Hypertonic Saline

HYPERTONIC SALINE

  • Brain Trauma Foundation – start treatment for increased ICP at pressures >20mm Hg
  • Hyperosmolar therapy:
    1. Mannitol vs HTS
      1. Mannitol
        • BTF recommends mannitol as mainstay in management of intracranial HTN
        • Considered first choice in immediate treatment of increased ICP
        • Even for cases requiring emergent surgery, mannitol is a good temporizing choice
        • Is the standard treatment of choice, so any Level 1 evidence should compare HTS to mannitol
      2. HTS
        • 2%-23.5%
        • More effective than mannitol for reduction of ICP
  • Side effect profile of HTS more favorable
    • Mannitol causes delayed hypovolemia due to diuretic effect (not good in trauma patients); hypotension due to osmotic diuresis, compromises renal function
    • Mannitol may exacerbate cerebral edema if administered late after cerebral injury due to disrupted BBB
    • HTS improves MAP and increases circulating blood volume
  1. Mechanism of action
    1. Classic theory: reduced brain water content through osmotic effects
      • Na has reflection coefficient of nearly 1 (with intact BBB, very little Na crosses barrier, pulls fluid out of interstitial space)
      • BUT
        • studies show equal decrease in ICP in those with and without a decrease in brain volume after HTS treatment
        • studies show sustained decrease in ICP even at serum Na levels that will not have osmotic effect
  1. Other mechanisms:
    • VASOCONSTRICTION: Early after administration, HTS reduces blood viscosity, increases rheological properties, improves CBF and cerebral oxygenation causing autoregulatory vasoconstriction, reduced ICP.
    • ENDOTHELIAL SHRINKAGE: HTS induces endothelial cell shrinkage, improves circulation
    • IMMUNOMODULATORY ROLE?
    • REDUCED CSF PRODUCTION?
  • Cerebral edema:
Type Mechanism Conditions Timing Notes
Cytotoxic Cellular swelling due to ischemic or toxic injury Trauma Minutes to hours Resistant to treatment
Vasogenic Extracellular edema due to capillary disruption / breakdown of BBB Trauma, tumors, abscess Hours to days

 

  • Questions:
    1. What is the role of HTS in intracranial hypertension due to trauma, SAH, mass lesions?
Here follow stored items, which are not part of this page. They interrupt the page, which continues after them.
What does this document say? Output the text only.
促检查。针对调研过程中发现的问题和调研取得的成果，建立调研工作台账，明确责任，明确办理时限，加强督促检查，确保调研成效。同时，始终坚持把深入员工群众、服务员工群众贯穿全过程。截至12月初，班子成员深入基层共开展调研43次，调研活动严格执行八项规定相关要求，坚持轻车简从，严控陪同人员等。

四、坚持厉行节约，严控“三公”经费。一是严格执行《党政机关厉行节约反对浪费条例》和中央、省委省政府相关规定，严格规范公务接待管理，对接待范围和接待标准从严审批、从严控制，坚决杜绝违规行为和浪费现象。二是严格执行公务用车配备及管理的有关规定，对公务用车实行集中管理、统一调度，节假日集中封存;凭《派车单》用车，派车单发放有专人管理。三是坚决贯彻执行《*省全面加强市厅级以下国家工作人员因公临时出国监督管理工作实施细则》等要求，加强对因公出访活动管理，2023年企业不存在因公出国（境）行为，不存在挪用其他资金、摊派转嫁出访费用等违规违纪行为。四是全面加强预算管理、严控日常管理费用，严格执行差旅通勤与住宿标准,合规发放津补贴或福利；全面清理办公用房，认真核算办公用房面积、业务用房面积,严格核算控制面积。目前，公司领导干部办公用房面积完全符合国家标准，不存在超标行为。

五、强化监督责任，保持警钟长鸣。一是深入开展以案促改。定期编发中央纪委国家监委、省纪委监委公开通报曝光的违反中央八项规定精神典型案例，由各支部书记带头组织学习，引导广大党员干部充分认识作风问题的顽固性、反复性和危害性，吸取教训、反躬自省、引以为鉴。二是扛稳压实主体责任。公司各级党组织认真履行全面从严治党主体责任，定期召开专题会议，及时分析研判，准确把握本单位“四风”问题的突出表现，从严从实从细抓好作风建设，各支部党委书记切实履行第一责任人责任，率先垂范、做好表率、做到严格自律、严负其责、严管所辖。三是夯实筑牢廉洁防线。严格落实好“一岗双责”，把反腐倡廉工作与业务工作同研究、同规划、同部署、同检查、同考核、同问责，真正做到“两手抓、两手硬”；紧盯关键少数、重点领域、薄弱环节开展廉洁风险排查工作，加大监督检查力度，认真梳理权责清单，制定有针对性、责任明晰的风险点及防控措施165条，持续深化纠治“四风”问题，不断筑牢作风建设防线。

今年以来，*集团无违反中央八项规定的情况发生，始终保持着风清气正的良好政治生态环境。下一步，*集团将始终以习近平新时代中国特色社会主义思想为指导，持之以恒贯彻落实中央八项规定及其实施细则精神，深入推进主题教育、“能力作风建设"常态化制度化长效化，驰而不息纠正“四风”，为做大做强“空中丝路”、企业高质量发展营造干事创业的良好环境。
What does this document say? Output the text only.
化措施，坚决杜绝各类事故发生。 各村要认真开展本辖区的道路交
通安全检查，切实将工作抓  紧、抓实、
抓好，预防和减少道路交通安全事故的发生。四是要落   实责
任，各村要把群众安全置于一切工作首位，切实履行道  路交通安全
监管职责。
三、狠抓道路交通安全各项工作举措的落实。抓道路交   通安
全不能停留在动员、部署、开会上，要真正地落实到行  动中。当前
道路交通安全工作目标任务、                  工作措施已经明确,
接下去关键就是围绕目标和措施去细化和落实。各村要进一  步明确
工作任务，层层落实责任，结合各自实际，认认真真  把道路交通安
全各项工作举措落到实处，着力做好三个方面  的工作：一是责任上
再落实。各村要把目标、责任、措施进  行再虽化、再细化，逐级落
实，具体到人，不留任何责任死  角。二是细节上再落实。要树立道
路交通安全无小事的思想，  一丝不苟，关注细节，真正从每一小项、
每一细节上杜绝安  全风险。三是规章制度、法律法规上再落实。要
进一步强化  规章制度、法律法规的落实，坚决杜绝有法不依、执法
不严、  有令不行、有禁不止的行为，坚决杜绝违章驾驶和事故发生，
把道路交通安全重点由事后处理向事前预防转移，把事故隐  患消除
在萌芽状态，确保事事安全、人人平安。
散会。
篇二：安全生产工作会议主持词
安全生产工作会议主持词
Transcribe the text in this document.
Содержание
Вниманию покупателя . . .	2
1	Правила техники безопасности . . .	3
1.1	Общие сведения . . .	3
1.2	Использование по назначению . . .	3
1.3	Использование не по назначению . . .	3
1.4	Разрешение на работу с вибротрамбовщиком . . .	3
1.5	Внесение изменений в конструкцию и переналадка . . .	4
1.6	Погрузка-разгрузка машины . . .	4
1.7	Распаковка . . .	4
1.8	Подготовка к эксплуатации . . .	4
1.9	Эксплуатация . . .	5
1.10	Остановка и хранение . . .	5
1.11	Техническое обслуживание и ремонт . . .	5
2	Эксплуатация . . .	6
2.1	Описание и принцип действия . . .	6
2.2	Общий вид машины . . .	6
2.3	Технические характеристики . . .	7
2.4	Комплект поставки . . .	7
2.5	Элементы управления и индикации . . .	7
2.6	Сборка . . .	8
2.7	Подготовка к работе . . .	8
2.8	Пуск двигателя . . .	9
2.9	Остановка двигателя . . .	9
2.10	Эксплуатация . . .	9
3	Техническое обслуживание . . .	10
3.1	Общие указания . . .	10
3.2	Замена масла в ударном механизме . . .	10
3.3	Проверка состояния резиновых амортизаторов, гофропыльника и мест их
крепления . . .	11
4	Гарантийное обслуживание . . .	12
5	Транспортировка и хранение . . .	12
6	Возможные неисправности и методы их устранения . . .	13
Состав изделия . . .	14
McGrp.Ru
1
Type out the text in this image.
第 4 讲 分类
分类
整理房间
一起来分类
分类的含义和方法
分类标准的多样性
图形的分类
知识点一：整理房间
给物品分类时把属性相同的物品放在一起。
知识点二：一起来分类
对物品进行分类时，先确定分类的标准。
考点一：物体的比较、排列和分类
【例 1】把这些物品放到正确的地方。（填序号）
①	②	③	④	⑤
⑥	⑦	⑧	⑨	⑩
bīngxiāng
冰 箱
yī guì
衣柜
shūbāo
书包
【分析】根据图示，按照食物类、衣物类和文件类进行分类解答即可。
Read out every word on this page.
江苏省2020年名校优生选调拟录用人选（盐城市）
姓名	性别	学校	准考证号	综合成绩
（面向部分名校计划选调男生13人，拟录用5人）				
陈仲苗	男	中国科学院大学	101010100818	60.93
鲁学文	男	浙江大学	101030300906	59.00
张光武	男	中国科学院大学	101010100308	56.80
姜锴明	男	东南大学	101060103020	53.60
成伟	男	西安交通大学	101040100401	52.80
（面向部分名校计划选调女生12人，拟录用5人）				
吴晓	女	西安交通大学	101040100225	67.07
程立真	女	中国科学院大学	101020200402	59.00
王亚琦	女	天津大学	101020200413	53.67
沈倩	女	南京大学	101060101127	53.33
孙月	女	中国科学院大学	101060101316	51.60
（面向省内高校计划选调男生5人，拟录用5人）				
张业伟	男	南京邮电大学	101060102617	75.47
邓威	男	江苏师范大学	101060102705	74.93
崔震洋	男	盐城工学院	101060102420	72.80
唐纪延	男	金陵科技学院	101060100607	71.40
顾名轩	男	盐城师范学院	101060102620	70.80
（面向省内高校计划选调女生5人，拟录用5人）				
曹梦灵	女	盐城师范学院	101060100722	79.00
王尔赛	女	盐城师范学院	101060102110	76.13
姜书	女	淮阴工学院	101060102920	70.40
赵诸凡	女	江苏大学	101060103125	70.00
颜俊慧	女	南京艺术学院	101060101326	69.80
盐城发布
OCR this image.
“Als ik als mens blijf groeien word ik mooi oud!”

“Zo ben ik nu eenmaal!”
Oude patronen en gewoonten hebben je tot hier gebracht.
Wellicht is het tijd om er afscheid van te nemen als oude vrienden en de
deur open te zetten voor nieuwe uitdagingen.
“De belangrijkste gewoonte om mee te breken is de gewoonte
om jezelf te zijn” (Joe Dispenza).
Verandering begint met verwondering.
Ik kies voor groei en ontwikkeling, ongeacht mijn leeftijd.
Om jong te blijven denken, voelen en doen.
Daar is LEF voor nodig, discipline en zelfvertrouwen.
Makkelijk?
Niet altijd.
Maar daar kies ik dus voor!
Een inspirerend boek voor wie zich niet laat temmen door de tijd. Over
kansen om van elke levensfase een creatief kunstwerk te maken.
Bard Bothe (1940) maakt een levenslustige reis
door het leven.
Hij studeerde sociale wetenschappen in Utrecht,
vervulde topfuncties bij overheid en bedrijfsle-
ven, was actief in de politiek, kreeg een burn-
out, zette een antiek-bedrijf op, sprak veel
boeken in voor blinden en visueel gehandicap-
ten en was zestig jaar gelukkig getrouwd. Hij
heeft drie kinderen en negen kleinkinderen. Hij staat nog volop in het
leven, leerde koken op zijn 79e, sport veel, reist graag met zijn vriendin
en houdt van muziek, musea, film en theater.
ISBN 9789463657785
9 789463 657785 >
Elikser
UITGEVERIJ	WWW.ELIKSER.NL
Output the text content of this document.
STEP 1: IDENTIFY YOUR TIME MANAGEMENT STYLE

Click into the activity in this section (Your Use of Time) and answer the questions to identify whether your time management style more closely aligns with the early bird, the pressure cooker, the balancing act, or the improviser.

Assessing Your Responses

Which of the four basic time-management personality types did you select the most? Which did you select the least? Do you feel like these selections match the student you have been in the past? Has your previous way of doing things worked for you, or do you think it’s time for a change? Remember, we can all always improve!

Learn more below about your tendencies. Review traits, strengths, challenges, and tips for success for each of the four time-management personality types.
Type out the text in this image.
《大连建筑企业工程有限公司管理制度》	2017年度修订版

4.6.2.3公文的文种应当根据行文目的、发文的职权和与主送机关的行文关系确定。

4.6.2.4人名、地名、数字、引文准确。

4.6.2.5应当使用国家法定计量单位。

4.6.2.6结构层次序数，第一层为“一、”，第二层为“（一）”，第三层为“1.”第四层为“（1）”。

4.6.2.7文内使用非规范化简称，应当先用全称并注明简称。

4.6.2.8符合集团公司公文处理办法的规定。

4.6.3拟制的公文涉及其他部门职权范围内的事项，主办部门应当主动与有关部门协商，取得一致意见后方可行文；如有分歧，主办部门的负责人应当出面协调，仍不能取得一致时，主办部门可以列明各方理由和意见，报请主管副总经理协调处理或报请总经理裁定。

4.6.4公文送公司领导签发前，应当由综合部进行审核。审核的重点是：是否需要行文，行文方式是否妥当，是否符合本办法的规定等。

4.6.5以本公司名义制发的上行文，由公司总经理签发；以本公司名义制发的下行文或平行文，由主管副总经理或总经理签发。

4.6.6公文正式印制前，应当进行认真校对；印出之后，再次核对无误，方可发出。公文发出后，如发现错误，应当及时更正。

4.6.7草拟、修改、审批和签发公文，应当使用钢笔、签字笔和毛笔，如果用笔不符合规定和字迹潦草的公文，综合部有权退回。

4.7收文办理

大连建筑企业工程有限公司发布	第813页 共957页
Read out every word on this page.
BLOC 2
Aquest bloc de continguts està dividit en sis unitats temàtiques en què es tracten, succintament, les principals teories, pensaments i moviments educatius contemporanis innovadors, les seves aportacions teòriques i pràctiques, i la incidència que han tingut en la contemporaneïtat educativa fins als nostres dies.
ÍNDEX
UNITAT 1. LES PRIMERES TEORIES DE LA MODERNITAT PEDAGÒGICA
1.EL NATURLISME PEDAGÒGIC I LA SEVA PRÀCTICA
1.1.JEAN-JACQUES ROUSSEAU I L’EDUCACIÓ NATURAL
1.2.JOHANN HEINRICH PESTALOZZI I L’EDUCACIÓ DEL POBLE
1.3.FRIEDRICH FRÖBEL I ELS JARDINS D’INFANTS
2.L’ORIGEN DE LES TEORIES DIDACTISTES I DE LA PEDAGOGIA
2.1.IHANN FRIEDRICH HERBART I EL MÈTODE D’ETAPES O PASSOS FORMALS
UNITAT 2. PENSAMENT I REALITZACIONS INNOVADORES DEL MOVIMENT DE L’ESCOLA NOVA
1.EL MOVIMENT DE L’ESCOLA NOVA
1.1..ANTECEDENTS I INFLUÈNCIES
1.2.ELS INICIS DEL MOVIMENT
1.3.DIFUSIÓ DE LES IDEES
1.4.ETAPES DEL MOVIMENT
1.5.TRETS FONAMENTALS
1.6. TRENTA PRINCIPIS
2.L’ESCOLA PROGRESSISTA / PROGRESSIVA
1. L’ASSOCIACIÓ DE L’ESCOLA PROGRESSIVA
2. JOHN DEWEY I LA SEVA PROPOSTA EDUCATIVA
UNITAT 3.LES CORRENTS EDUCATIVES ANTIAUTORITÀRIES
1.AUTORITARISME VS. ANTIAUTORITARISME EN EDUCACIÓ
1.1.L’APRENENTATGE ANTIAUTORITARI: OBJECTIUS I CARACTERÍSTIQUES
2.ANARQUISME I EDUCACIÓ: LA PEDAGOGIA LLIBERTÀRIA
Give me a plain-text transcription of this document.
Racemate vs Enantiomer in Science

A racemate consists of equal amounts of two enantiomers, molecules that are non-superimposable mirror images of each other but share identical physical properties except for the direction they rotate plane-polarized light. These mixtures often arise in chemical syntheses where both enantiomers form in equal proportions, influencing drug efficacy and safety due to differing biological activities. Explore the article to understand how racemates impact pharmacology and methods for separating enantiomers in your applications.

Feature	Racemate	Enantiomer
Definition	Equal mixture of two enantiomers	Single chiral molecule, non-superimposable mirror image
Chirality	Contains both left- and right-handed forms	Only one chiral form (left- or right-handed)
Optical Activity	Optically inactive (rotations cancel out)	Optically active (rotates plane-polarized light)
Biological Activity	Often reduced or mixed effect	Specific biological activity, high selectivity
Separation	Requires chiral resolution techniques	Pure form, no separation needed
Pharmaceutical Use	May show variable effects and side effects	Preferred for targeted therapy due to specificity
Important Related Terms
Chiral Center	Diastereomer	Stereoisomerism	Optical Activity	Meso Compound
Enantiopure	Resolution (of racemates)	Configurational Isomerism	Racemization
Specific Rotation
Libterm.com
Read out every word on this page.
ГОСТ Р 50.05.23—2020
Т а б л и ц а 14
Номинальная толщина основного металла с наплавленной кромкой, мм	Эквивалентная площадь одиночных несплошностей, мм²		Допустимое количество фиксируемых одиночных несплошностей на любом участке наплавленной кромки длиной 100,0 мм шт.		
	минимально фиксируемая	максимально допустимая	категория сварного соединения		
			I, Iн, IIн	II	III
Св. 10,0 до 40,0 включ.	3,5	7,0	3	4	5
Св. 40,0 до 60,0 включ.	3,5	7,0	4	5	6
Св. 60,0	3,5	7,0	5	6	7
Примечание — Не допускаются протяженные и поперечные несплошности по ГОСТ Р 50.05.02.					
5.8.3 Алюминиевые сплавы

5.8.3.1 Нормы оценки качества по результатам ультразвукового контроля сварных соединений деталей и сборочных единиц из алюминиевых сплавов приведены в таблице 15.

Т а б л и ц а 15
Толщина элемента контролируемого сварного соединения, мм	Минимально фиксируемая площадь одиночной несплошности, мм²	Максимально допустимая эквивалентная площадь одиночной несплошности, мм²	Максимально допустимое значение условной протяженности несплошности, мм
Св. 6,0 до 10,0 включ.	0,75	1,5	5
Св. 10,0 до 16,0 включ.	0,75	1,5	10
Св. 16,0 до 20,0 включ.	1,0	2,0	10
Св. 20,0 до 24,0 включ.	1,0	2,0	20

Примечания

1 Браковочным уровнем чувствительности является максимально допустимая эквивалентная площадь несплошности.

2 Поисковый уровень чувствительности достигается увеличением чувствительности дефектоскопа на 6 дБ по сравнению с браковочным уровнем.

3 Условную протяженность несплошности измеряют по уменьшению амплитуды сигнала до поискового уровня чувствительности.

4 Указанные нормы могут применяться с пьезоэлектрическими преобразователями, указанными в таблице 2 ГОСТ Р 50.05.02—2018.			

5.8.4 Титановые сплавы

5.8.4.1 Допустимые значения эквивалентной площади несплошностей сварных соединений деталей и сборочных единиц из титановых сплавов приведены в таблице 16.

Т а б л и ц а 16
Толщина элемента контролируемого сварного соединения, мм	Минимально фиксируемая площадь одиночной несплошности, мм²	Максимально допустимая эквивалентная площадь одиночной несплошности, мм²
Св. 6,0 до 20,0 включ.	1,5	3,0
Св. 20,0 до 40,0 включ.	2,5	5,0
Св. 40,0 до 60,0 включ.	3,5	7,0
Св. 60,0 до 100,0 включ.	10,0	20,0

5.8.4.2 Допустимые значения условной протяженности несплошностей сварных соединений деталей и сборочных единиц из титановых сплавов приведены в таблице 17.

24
HTS appears to have a favorable outcome in all types of intracranial hypertension, no matter the origin
    2. What is the most optimal concentration for HTS? There is no consensus on the most optimal concentration – all concentrations appear to have favorable effects on ICP
    3. Is there an advantage of continuous drip or bolus administration? Meta analysis shows more favorable short term ICP outcome for HTS, regardless of concentration or administration mode (continuous drip or bolus)
    4. What is the optimal length of treatment? Is there a rebound effect with HTS? Studies looking into rebound risk of HTS are lacking. The few studies that mentioned rebound phenomenon have inadequate monitoring
  • Take home:
    1. Decreasing ICP: HTS is superior to mannitol
    2. Neurological outcome: no clear benefit, but positive trend for HTS

Mortazavi, Martin M, Andrew K Romeo, Aman Deep, Christoph J Griessenauer, Mohammadali M Shoja, R Shane Tubbs, and Winfield Fisher. 2012. ‘Hypertonic Saline For Treating Raised Intracranial Pressure: Literature Review With Meta-Analysis: A Review’. Journal Of Neurosurgery 116 (1): 210–221.